Sempre san Giovanni Crisostomo ripetutamente denunciava alla sua comunità lo scandalo di nutrirsi del corpo di Cristo alla tavola eucaristica e poi di non preoccuparsi di lasciare morire i poveri di fame alla porta delle chiese. In una delle sue omelie con parole di fuoco mette allo scoperto questa piaga spirituale: "Vuoi onorare il corpo di Cristo? Ebbene, non tollerare che egli sia nudo; dopo averlo onorato qui in Chiesa con stoffe di seta, non permettere che fuori egli muoia per il freddo e la nudità. Colui che ha detto: «Questo è il mio corpo», confermando con la sua parola l’atto che faceva, ha anche detto: «Ho avuto fame e non mi avete dato da mangiare» ... Quale vantaggio può avere Cristo se il suo altare è coperto d’oro, mentre egli stesso muore di fame nel povero? Comincia a saziare lui  che ha fame e in seguito, se ti resta ancora del denaro, orna anche il suo altare. Gli offrirai un calice d’oro e non gli dai un bicchiere d’acqua fresca: che beneficio ne avrà? Ti procuri per l’altare veli intessuti d’oro e a lui non offri il vestito necessario: che guadagno ne ricava? ... Dico questo non per vietarti di onorare Cristo con tali doni, ma per esortarti a offrire aiuto ai poveri insieme a quei doni, o meglio a far precedere ai doni simbolici l’aiuto concreto”.

Se un cristiano che, ancor più se consacrato, vivesse questa schizofrenia spirituale ovvero una vita liturgica che però divenisse scusante per non toccare la sua vita, le sue cose, le sue sicurezze, i suoi soldi....nella logica di voler salvare la propria vita dimenticando o disprezzando gli altri, soprattutto i poveri e i peccatori, questo rappresenterebbe non solo una plateale controtestimonianza, ma certamente in quel rito mangerebbe e berrebbe indegnamente il Corpo e il Sangue del Signore. Così una comunità religiosa, dopo aver spezzato il pane eicaristico, non può vivere nella logica di un proprio progetto in cui ricerca sicurezza e comodità senza sottomettersi alla stessa logica eucaristica della  comunione "del pane spezzato", ovvero del corpo-per-voi, esatto contrario della logica del corpo-per-me.

In tal senso abbiamo forse svigorito se non addirittura banalizzato un momento della celebrazione che in antico legava strettamente la celebrazione del sacramento alla cura del povero.
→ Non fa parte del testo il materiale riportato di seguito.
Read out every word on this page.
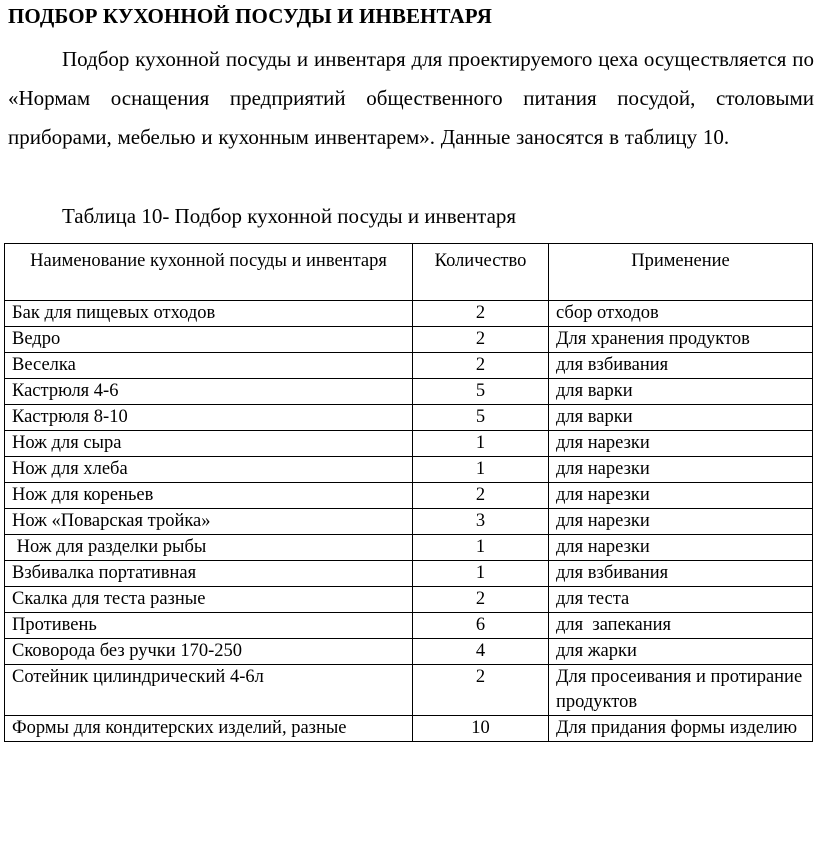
ПОДБОР КУХОННОЙ ПОСУДЫ И ИНВЕНТАРЯ
Подбор кухонной посуды и инвентаря для проектируемого цеха осуществляется по «Нормам оснащения предприятий общественного питания посудой, столовыми приборами, мебелью и кухонным инвентарем». Данные заносятся в таблицу 10.
Таблица 10- Подбор кухонной посуды и инвентаря
Наименование кухонной посуды и инвентаря	Количество	Применение
Бак для пищевых отходов	2	сбор отходов
Ведро	2	Для хранения продуктов
Веселка	2	для взбивания
Кастрюля 4-6	5	для варки
Кастрюля 8-10	5	для варки
Нож для сыра	1	для нарезки
Нож для хлеба	1	для нарезки
Нож для кореньев	2	для нарезки
Нож «Поварская тройка»	3	для нарезки
Нож для разделки рыбы	1	для нарезки
Взбивалка портативная	1	для взбивания
Скалка для теста разные	2	для теста
Противень	6	для  запекания
Сковорода без ручки 170-250	4	для жарки
Сотейник цилиндрический 4-6л	2	Для просеивания и протирание продуктов
Формы для кондитерских изделий, разные	10	Для придания формы изделию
E' l'offertorio. Nelle liturgie dei primi secoli, dopo l'ascolto della Parola e la sua attualizzazione da parte del presbitero, da parte dei fedeli si raccoglievano come frutto dell'ascolto non solo il pane e il vino per il rito (oggi si ama portare talvolta insieme palloni, libretti, fiorellini, ceri, e cianfrusaglie varie...), ma si aggiungevano offerte ben più cospicue per i più poveri (soprattutto di cibo, ma anche di animali, e indumenti. Tra parentesi ecco perché poi il celebrante doveva poi lavarsi le mani!). Non sarebbe forse il caso di reinterpretare e rivalorizzare, certo in forme diverse, e che non sia il solito giro anonimo del cestino, lo spessore di questo importante momento liturgico, come fortunatamente facciamo qualche volta in occasione di qualche grave calamità con offerte straordinarie?
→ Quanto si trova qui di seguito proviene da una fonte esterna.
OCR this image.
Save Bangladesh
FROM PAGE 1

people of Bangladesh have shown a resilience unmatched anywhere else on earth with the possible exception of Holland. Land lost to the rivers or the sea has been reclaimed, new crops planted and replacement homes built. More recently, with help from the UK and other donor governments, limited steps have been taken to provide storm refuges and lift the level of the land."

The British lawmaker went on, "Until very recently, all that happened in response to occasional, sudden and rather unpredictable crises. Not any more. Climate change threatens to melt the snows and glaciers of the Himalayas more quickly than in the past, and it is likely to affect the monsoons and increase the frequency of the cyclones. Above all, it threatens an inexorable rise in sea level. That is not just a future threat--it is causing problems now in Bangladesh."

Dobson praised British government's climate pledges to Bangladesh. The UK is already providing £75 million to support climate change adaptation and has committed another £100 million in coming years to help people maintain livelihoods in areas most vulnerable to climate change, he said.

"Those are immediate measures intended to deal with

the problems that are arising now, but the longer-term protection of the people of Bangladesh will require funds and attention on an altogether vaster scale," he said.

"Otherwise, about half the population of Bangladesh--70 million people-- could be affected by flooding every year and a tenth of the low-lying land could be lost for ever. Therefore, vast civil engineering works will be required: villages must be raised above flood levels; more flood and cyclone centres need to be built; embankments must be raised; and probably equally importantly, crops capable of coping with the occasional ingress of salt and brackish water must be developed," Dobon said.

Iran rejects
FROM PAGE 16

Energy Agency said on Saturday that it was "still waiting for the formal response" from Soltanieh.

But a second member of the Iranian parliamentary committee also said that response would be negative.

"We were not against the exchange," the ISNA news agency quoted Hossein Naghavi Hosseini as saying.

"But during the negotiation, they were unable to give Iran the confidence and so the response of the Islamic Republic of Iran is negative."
Ernesto Balducci in una riflessione dal titolo “L’eucaristia progetto di un mondo nuovo”, apparsa nel 1971 su "Testimonianze" ha scritto: “L’assemblea eucaristica è il corpo che Gesù, offrendo se stesso, costruisce a se stesso. L’umanità liberata da Cristo è un’umanità conviviale: in essa la fraternità non ha il carattere della solidarietà dei disperati, ha il carattere della letizia regale, quella che ci sarà concessa nell’ultimo evento.  Per piccola che sia, la comunità di fede, nel momento in cui si distribuisce il pane e il vino, significa la riuscita del mondo, significa, insomma, che i progetti umani non sono destinati a fallire, perché Dio ha deciso altrimenti: nemmeno il più misero degli uomini andrà perduto”.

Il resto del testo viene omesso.